Arizona Republicans and right-wing operatives have spent months – and millions of dollars – analysing the outcome of the state’s election results, which have repeatedly affirmed Mr Biden’s win.
Mr Finchem is among the candidates behind the America First coalition, which has attracted conspiracy theorists Mike Lindell and Patrick Byrne, who have helped fund several lawsuits, partisan “audits” of results and the coalition and its candidates.
Maricopa County Recorder Stephen Richer, an elected Republican who maintains the county’s 2.6 million voter files, wrote a lengthy open letter in the wake of the Cyber Ninjas “audit” directed by Arizona’s Republican legislators.
“Nobody stole Maricopa County’s election,” he wrote in August 2021. “Elections in Maricopa County aren’t rigged.”
Trump loyalists running for office are “revealing their true colours,” he told reporters last week.
Candidates who deny the outcome of free and fair elections are “willing to put their professional careers at stake” by relying on the electoral process they want to destroy, he said.
“We’ll count their ballots just the same,” he said.
Several Trump allies have entered the race for Pennsylvania’s next governor, a position that appoints the secretary of state, which is responsible for overseeing the state’s elections. Meanwhile, the state’s Republican-controlled Senate launched an investigation into 2020 elections despite several audits confirming the results.
A governor who installs an official who would reject election outcomes “is a very concerning thing,” said Al Schmidt, a former Republican election commissioner and head of the Philadelphia-based watchdog group Committee of Seventy.
He admonished Republicans who are “exploiting confusion” over the state’s vote-by-mail measures, which passed with bipartisan support in Pennsylvania’s Republican-controlled legislature in 2019 before they were targeted by Trump and his allies as a baseless source of widespread fraud.
“The ability to exploit the belief that many voters have that they know the results on election night, despite counties being prohibited from even beginning processing those mail-in ballots until election morning, created a lot of opportunity for distrust,” he said. “I think we’re seeing the consequences of that.”
Mis- and disinformation campaigns across far-right media networks and social media have metastasized “into real threats and violent rhetoric targeting our elections and our election officials,” said Michigan’s Democratic Secretary of State Jocelyn Benson.

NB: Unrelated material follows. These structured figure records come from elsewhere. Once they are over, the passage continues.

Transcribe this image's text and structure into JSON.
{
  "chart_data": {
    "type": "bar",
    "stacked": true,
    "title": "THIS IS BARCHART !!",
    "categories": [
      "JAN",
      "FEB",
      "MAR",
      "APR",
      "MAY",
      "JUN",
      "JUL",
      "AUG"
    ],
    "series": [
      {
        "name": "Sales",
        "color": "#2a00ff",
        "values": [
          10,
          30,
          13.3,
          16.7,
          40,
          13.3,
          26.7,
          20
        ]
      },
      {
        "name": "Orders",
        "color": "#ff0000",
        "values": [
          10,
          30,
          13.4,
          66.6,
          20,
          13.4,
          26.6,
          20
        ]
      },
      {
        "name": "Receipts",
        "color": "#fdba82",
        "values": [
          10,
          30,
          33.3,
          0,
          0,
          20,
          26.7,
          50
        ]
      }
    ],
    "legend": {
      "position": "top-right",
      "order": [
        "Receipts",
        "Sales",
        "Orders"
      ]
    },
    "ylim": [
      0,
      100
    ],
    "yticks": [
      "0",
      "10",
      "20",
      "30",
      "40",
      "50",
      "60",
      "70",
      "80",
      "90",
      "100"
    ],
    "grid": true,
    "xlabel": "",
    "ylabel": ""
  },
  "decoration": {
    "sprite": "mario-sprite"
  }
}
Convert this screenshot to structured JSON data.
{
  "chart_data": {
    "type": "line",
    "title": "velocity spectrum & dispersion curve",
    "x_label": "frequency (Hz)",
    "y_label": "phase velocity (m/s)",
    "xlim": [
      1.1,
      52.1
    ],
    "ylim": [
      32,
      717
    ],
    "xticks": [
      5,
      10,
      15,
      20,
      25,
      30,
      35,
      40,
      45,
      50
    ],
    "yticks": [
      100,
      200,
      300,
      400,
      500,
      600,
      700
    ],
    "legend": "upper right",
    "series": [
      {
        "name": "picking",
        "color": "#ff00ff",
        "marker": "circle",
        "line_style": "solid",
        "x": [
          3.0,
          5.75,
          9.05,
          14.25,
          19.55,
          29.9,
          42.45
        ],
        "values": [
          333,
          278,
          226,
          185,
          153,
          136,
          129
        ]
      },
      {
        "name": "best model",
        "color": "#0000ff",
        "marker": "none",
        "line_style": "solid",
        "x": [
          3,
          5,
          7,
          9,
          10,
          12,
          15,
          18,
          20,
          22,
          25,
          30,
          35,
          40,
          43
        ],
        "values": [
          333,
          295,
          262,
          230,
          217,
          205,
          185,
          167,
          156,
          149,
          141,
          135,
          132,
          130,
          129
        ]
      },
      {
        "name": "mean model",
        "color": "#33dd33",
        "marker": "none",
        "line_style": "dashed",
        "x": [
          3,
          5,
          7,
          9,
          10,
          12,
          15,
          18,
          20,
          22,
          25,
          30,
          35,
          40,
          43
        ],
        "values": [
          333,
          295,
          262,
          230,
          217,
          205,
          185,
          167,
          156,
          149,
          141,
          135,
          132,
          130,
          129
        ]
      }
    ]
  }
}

Within the last few weeks, Republican gubernatorial candidate Ryan Kelley called on election workers to unplug voting machines if they suspect fraud, and Republican state senate candidate Mike Detmer called on supporters to be prepared to “lock and load” at polling places on Election Day.
“That’s one example of many that we’ve been living in,” Ms Benson said.
One in three election workers feel unsafe because of their jobs, and one in six workers have faced threats as they help run the nation’s elections, according to a 2021 report from the Brennan Center.
Reuters also identified more than 100 threats of death or violence against election workers, and hundreds of reports of intimidation and harassment.
Mr Schmidt said state and local election officials and administrators, facing rising threats based on conspiracy theories and weaponised lies, need help amplifying the truth against disinformation campaigns, “which is really difficult for us to counter.”
“I think the way it spreads is a real concern,” Mr Schmidt told reporters. “I’m equally concerned we are so far away from the 2020 election and have so much progress to make in terms of countering not just the lies we hear but … what makes people believe these lies.
“As much as I want to blame the former president, he really just exploited what was already there.”